- Franken-Castle. For the uninitiated, Frank Castle, The Punisher, was killed and then brought back as a Frankenstein's Monster. Sure, at first glance, it looks like they've ruined the character. But the whole thing is an enormous middle finger to the "comic books have to be serious" crowd. That isn't the brilliance. Think about it. He died and was brought back with spare parts and mad science. If it weren't for the neck bolts and head stitches all the fans of XTREEM would think it was HARDCORE. HE'S BASICALLY A BAD-ASS ZOMBIE CYBORG NOW, just he's based on Mary Shelley instead of the Terminator or Cable. The writers managed to give the hardcore comics fans what they wanted WITHOUT GIVING THEM WHAT THEY WANTED. That takes skill.

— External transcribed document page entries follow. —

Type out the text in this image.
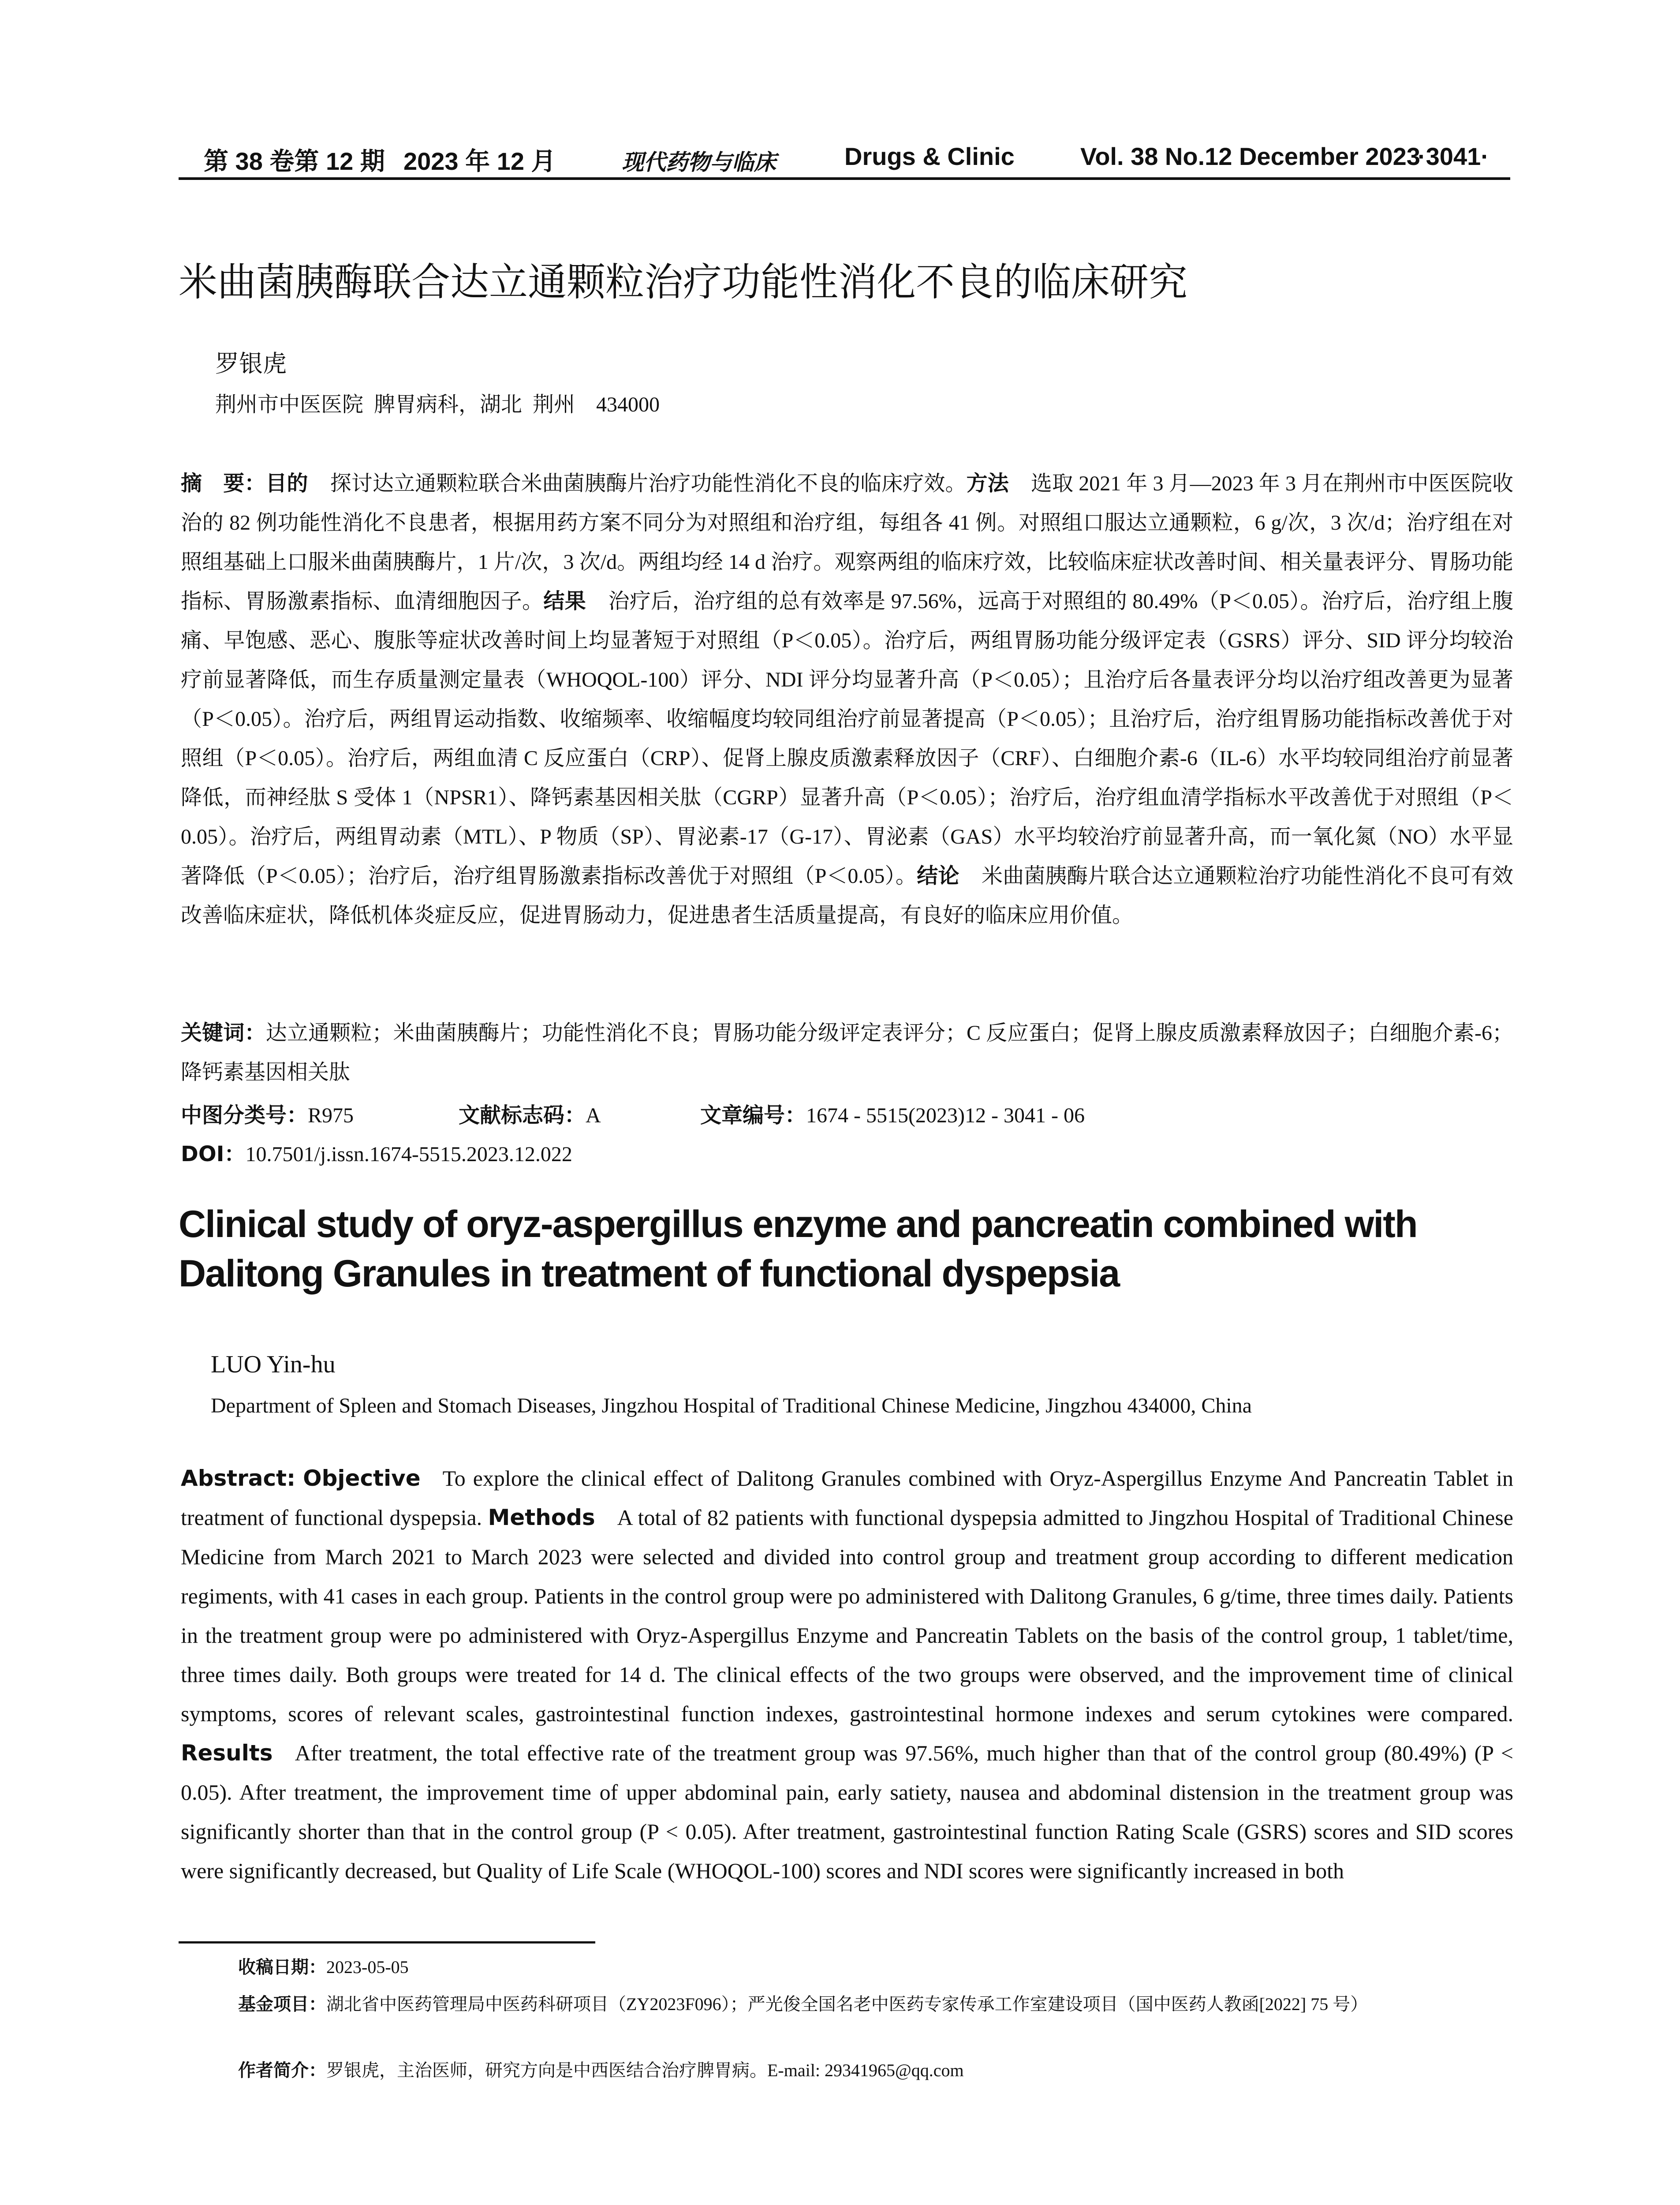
第 38 卷第 12 期 2023 年 12 月	现代药物与临床	Drugs & Clinic	Vol. 38 No.12 December 2023
·3041·
米曲菌胰酶联合达立通颗粒治疗功能性消化不良的临床研究
罗银虎
荆州市中医医院  脾胃病科，湖北  荆州    434000
摘　要：目的 探讨达立通颗粒联合米曲菌胰酶片治疗功能性消化不良的临床疗效。方法 选取 2021 年 3 月—2023 年 3 月在荆州市中医医院收治的 82 例功能性消化不良患者，根据用药方案不同分为对照组和治疗组，每组各 41 例。对照组口服达立通颗粒，6 g/次，3 次/d；治疗组在对照组基础上口服米曲菌胰酶片，1 片/次，3 次/d。两组均经 14 d 治疗。观察两组的临床疗效，比较临床症状改善时间、相关量表评分、胃肠功能指标、胃肠激素指标、血清细胞因子。结果 治疗后，治疗组的总有效率是 97.56%，远高于对照组的 80.49%（P＜0.05）。治疗后，治疗组上腹痛、早饱感、恶心、腹胀等症状改善时间上均显著短于对照组（P＜0.05）。治疗后，两组胃肠功能分级评定表（GSRS）评分、SID 评分均较治疗前显著降低，而生存质量测定量表（WHOQOL-100）评分、NDI 评分均显著升高（P＜0.05）；且治疗后各量表评分均以治疗组改善更为显著（P＜0.05）。治疗后，两组胃运动指数、收缩频率、收缩幅度均较同组治疗前显著提高（P＜0.05）；且治疗后，治疗组胃肠功能指标改善优于对照组（P＜0.05）。治疗后，两组血清 C 反应蛋白（CRP）、促肾上腺皮质激素释放因子（CRF）、白细胞介素-6（IL-6）水平均较同组治疗前显著降低，而神经肽 S 受体 1（NPSR1）、降钙素基因相关肽（CGRP）显著升高（P＜0.05）；治疗后，治疗组血清学指标水平改善优于对照组（P＜0.05）。治疗后，两组胃动素（MTL）、P 物质（SP）、胃泌素-17（G-17）、胃泌素（GAS）水平均较治疗前显著升高，而一氧化氮（NO）水平显著降低（P＜0.05）；治疗后，治疗组胃肠激素指标改善优于对照组（P＜0.05）。结论 米曲菌胰酶片联合达立通颗粒治疗功能性消化不良可有效改善临床症状，降低机体炎症反应，促进胃肠动力，促进患者生活质量提高，有良好的临床应用价值。
关键词：达立通颗粒；米曲菌胰酶片；功能性消化不良；胃肠功能分级评定表评分；C 反应蛋白；促肾上腺皮质激素释放因子；白细胞介素-6；降钙素基因相关肽
中图分类号：R975	文献标志码：A	文章编号：1674 - 5515(2023)12 - 3041 - 06
DOI：10.7501/j.issn.1674-5515.2023.12.022
Clinical study of oryz-aspergillus enzyme and pancreatin combined with Dalitong Granules in treatment of functional dyspepsia
LUO Yin-hu
Department of Spleen and Stomach Diseases, Jingzhou Hospital of Traditional Chinese Medicine, Jingzhou 434000, China
Abstract: Objective To explore the clinical effect of Dalitong Granules combined with Oryz-Aspergillus Enzyme And Pancreatin Tablet in treatment of functional dyspepsia. Methods A total of 82 patients with functional dyspepsia admitted to Jingzhou Hospital of Traditional Chinese Medicine from March 2021 to March 2023 were selected and divided into control group and treatment group according to different medication regiments, with 41 cases in each group. Patients in the control group were po administered with Dalitong Granules, 6 g/time, three times daily. Patients in the treatment group were po administered with Oryz-Aspergillus Enzyme and Pancreatin Tablets on the basis of the control group, 1 tablet/time, three times daily. Both groups were treated for 14 d. The clinical effects of the two groups were observed, and the improvement time of clinical symptoms, scores of relevant scales, gastrointestinal function indexes, gastrointestinal hormone indexes and serum cytokines were compared. Results After treatment, the total effective rate of the treatment group was 97.56%, much higher than that of the control group (80.49%) (P < 0.05). After treatment, the improvement time of upper abdominal pain, early satiety, nausea and abdominal distension in the treatment group was significantly shorter than that in the control group (P < 0.05). After treatment, gastrointestinal function Rating Scale (GSRS) scores and SID scores were significantly decreased, but Quality of Life Scale (WHOQOL-100) scores and NDI scores were significantly increased in both
收稿日期：2023-05-05
基金项目：湖北省中医药管理局中医药科研项目（ZY2023F096）；严光俊全国名老中医药专家传承工作室建设项目（国中医药人教函[2022] 75 号）
作者简介：罗银虎，主治医师，研究方向是中西医结合治疗脾胃病。E-mail: 29341965@qq.com
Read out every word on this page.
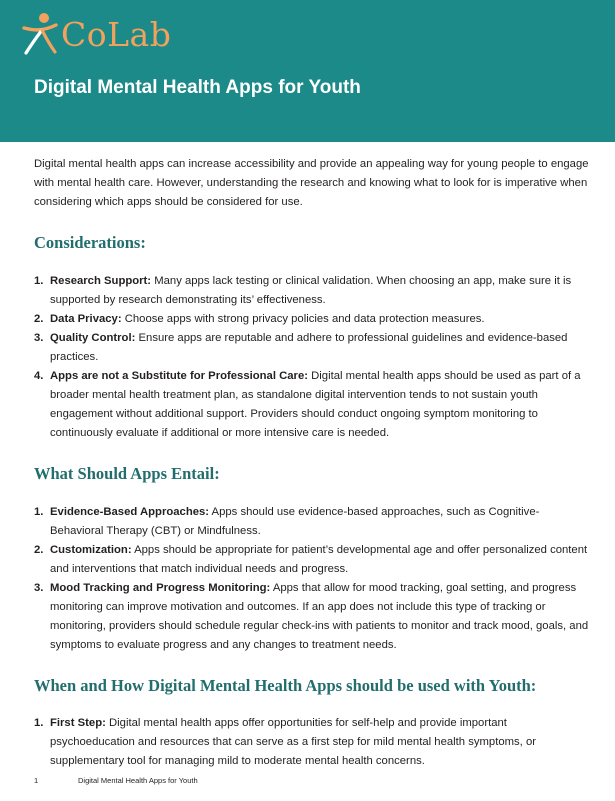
CoLab
Digital Mental Health Apps for Youth

Digital mental health apps can increase accessibility and provide an appealing way for young people to engage with mental health care. However, understanding the research and knowing what to look for is imperative when considering which apps should be considered for use.

Considerations:
1. Research Support: Many apps lack testing or clinical validation. When choosing an app, make sure it is supported by research demonstrating its’ effectiveness.
2. Data Privacy: Choose apps with strong privacy policies and data protection measures.
3. Quality Control: Ensure apps are reputable and adhere to professional guidelines and evidence-based practices.
4. Apps are not a Substitute for Professional Care: Digital mental health apps should be used as part of a broader mental health treatment plan, as standalone digital intervention tends to not sustain youth engagement without additional support. Providers should conduct ongoing symptom monitoring to continuously evaluate if additional or more intensive care is needed.
What Should Apps Entail:
1. Evidence-Based Approaches: Apps should use evidence-based approaches, such as Cognitive-Behavioral Therapy (CBT) or Mindfulness.
2. Customization: Apps should be appropriate for patient’s developmental age and offer personalized content and interventions that match individual needs and progress.
3. Mood Tracking and Progress Monitoring: Apps that allow for mood tracking, goal setting, and progress monitoring can improve motivation and outcomes. If an app does not include this type of tracking or monitoring, providers should schedule regular check-ins with patients to monitor and track mood, goals, and symptoms to evaluate progress and any changes to treatment needs.
When and How Digital Mental Health Apps should be used with Youth:
1. First Step: Digital mental health apps offer opportunities for self-help and provide important psychoeducation and resources that can serve as a first step for mild mental health symptoms, or supplementary tool for managing mild to moderate mental health concerns.
1	Digital Mental Health Apps for Youth
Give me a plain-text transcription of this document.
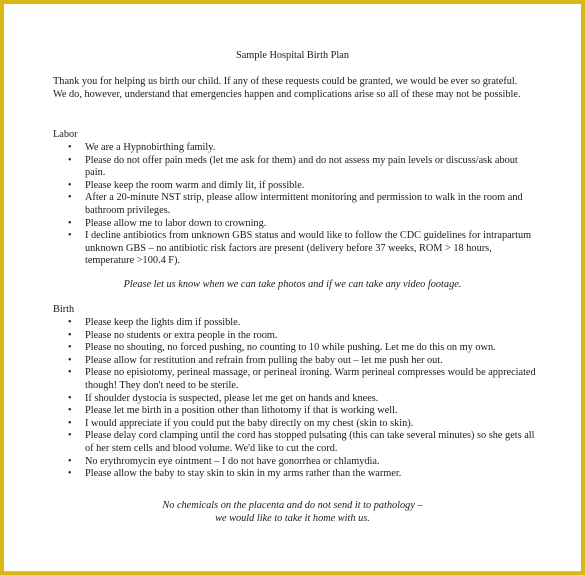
Sample Hospital Birth Plan
Thank you for helping us birth our child. If any of these requests could be granted, we would be ever so grateful. We do, however, understand that emergencies happen and complications arise so all of these may not be possible.
Labor
• We are a Hypnobirthing family.
• Please do not offer pain meds (let me ask for them) and do not assess my pain levels or discuss/ask about pain.
• Please keep the room warm and dimly lit, if possible.
• After a 20-minute NST strip, please allow intermittent monitoring and permission to walk in the room and bathroom privileges.
• Please allow me to labor down to crowning.
• I decline antibiotics from unknown GBS status and would like to follow the CDC guidelines for intrapartum unknown GBS – no antibiotic risk factors are present (delivery before 37 weeks, ROM > 18 hours, temperature >100.4 F).
Please let us know when we can take photos and if we can take any video footage.
Birth
• Please keep the lights dim if possible.
• Please no students or extra people in the room.
• Please no shouting, no forced pushing, no counting to 10 while pushing. Let me do this on my own.
• Please allow for restitution and refrain from pulling the baby out – let me push her out.
• Please no episiotomy, perineal massage, or perineal ironing. Warm perineal compresses would be appreciated though! They don't need to be sterile.
• If shoulder dystocia is suspected, please let me get on hands and knees.
• Please let me birth in a position other than lithotomy if that is working well.
• I would appreciate if you could put the baby directly on my chest (skin to skin).
• Please delay cord clamping until the cord has stopped pulsating (this can take several minutes) so she gets all of her stem cells and blood volume. We'd like to cut the cord.
• No erythromycin eye ointment – I do not have gonorrhea or chlamydia.
• Please allow the baby to stay skin to skin in my arms rather than the warmer.
No chemicals on the placenta and do not send it to pathology –
we would like to take it home with us.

- The fact the Punisher rarely encounters superheroes above the "street level", like Spider-Man and Daredevil, and usually only kills D-lister or particularly silly C-lister supervillains makes a lot of sense, when you think about it. The Punisher only really works because he's pitted against human-level opponentsnote ; Suspension of Disbelief doesn't allow someone who is explicitly "a normal, if insanely determined, man with lots of guns" to believably stand up to the likes of Cain Marko, Omega Red, Magneto, etcetera. And while Frank's sanity has come increasingly under question, nobody could accuse him of being stupid. Frank knows he's out of his league against the high-tier villains, and so deliberately avoids their radar — if Frank kills one of Norman Osborn's goons, the man will ignore him. If he goes after Norman himself, then he'll get the full attention of the Green Goblin. Similarly, most of the heroes ignore him because, even if they despise him as a person and/or loathe his methods, he's usually far less of a concern than the latest world conqueror or planet destroyer or whatever the present big bad of the week is.
- Taken to its logical conclusion in Dark Reign, where the Punisher tries to take on "Dark Wolverine" (Daken). And, though he puts up a hell of a fight, is ultimately cut to pieces by his instantly healing opponent. Furthermore, Daken was sent after Frank because Frank broke his own rule: he tried to assassinate Norman Osborn, who was at the time basically running America on top of his usual antics.